May 10, 2017

Defining the Role of Poetry in Society: The Ongoing Conversation

I highly doubt regular followers of this blog need any convincing that poetry is a valuable thing—I can’t imagine you’d be reading further if you thought otherwise! However, that doesn’t mean questioning the current role of poetry in society is a pointless endeavor. At a time when only 4 percent of all arts funding in America comes from public sources, reevaluating the role of poetry (and all arts, truly) in society at large is a very relevant project both for newcomers and seasoned veterans alike. But in order to determine what poetry’s role in society is/should be, we first need to construct a working definition of what poetry is: “writing that formulates a concentrated imaginative awareness of experience in language chosen and arranged to create a specific emotional response through meaning, sound, and rhythm.”

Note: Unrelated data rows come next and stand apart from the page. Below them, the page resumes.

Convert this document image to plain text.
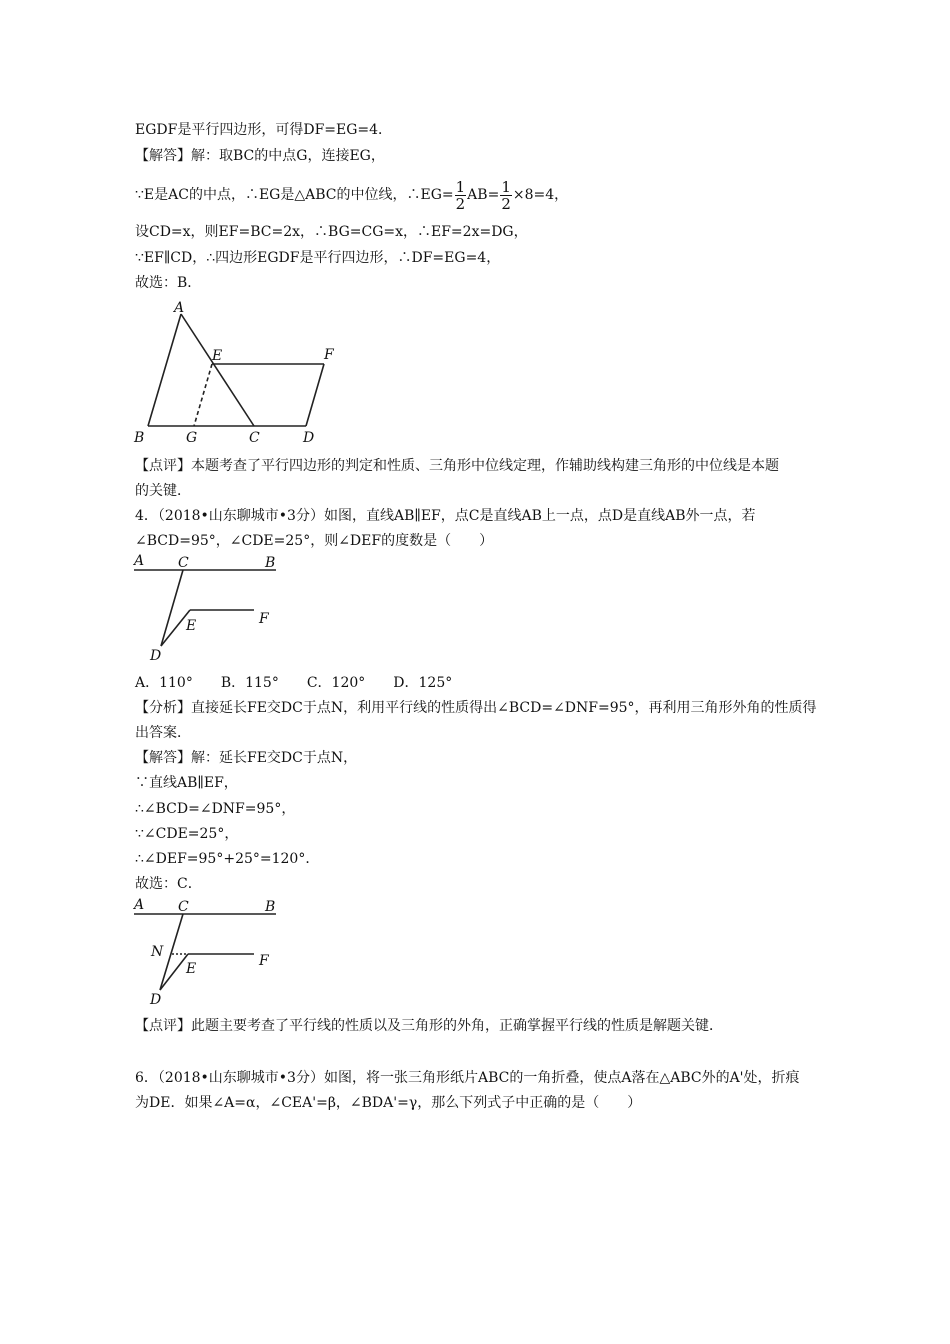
EGDF是平行四边形，可得DF=EG=4．
【解答】解：取BC的中点G，连接EG，
∵E是AC的中点，∴EG是△ABC的中位线，∴EG= $\frac{1}{2} AB= \frac{1}{2} \times 8=4$，
设CD=x，则EF=BC=2x，∴BG=CG=x，∴EF=2x=DG，
∵EF∥CD，∴四边形EGDF是平行四边形，∴DF=EG=4，
故选：B．
A
E	F
B	G	C	D
【点评】本题考查了平行四边形的判定和性质、三角形中位线定理，作辅助线构建三角形的中位线是本题
的关键．
4．（2018•山东聊城市•3分）如图，直线AB∥EF，点C是直线AB上一点，点D是直线AB外一点，若
∠BCD=95°，∠CDE=25°，则∠DEF的度数是（　　）
A C	B
F
E
D
A．110°　　B．115°　　C．120°　　D．125°
【分析】直接延长FE交DC于点N，利用平行线的性质得出∠BCD=∠DNF=95°，再利用三角形外角的性质得
出答案．
【解答】解：延长FE交DC于点N，
∵直线AB∥EF，
∴∠BCD=∠DNF=95°，
∵∠CDE=25°，
∴∠DEF=95°+25°=120°．
故选：C．
A C	B
N
E	F
D
【点评】此题主要考查了平行线的性质以及三角形的外角，正确掌握平行线的性质是解题关键．
6．（2018•山东聊城市•3分）如图，将一张三角形纸片ABC的一角折叠，使点A落在△ABC外的A'处，折痕
为DE．如果∠A=α，∠CEA'=β，∠BDA'=γ，那么下列式子中正确的是（　　）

In a time in which we are taking care to emphasize traditionally underrepresented narratives of groups of people more and more, I believe it is poetry’s ability to relay awareness of experience that cements its role in society at large. In addition to arts programs being severely underfunded, there is also a lack of diversity. For example: as of 2015 only 5% of funding for Latinx and African-American arts organizations came from individual donations. Since poetry is focused on relaying experience in a highly salient way, there is great potential for it to be utilized as a means to build empathy and bridge gaps of understanding between people who come from differing backgrounds. In this way poetry can be a vehicle for messages of social justice.

However, this is not to say the sole purpose of poetry is to serve as social commentary. In a highly thought-provoking piece, the Poetry Foundation interviewed a few poets to probe their thoughts concerning the societal role of poetry. Stephen Burt, poet and professor at Harvard University–and former Kingsley & Kate Tufts Poetry Awards judge–explains: “Compared to the writing of poetry, few other human activities take place so widely, at least in America, absent even a tacit consensus as to why we do them, what good they do, [and] what function they serve.” Poet Daisy Fried expands upon the idea: “But politically-alert poetry is no more intrinsically useful than any other poetry…the kind of poetry written to make us feel better, for example” along with poet and professor Major Jackson: “The function of poetry is that it does not have any function beyond its own construction and being-in-the-world.”

These statements hint implicitly at an idea I often hear musicians invoke when discussing their motivations for creating art: that art is truly valuable in and of itself—irrespective of any concept of role or “purpose”. The mere fact that any person moving about the world can stumble upon your art and recognize something in it that reminds them of their own humanity; this act of reciprocal aesthetic experience enriching the lives of people alone makes creating art worthwhile for many artists of varying forms. Another idea I find implicit in these statements is that, while poetry can be an effective means for bringing our attention towards and better conceptualizing injustices, it can also play a dual-role in helping us cope with such injustices.

Unfortunately, a good number of social justice issues are not able to be solved overnight, much less within a few years. In this way, the cathartic role of poetry is even more important than a social commentary one. So perhaps there is no singular role for poetry. Rather, poetry is meant to be our companion throughout every stage of societal awareness. This is evidenced through poetry’s multi-faceted ability to inspire us to action, highlight a previously unknown narrative, make us think critically, or simply to allow us to feel our humanity.  In Conversations on the Craft of Poetry (1961, poet Robert Frost said, “Poetry is what is lost in translation.”

Whether a particular poem translates the human ephemeral phenomenological experience in general into words, or translates the experience of one group of people to another, one thing is for certain: poetry isn’t going away anytime soon. Like society itself, it is likely that the role of poetry will be forever-changing—adapting itself to the needs of society as poets see fit, and as the human experience necessitates. I will close with an excerpt from What the Living Do by Marie Howe:

What you finally gave up. We want the spring to come and the winter to pass. We want
whoever to call or not call, a letter, a kiss—we want more and more and then more of it.
 
But there are moments, walking, when I catch a glimpse of myself in the window glass,
say, the window of the corner video store, and I’m gripped by a cherishing so deep
 
for my own blowing hair, chapped face, and unbuttoned coat that I’m speechless:
I am living. I remember you.

Truly, poetry can help remind us all we are alive.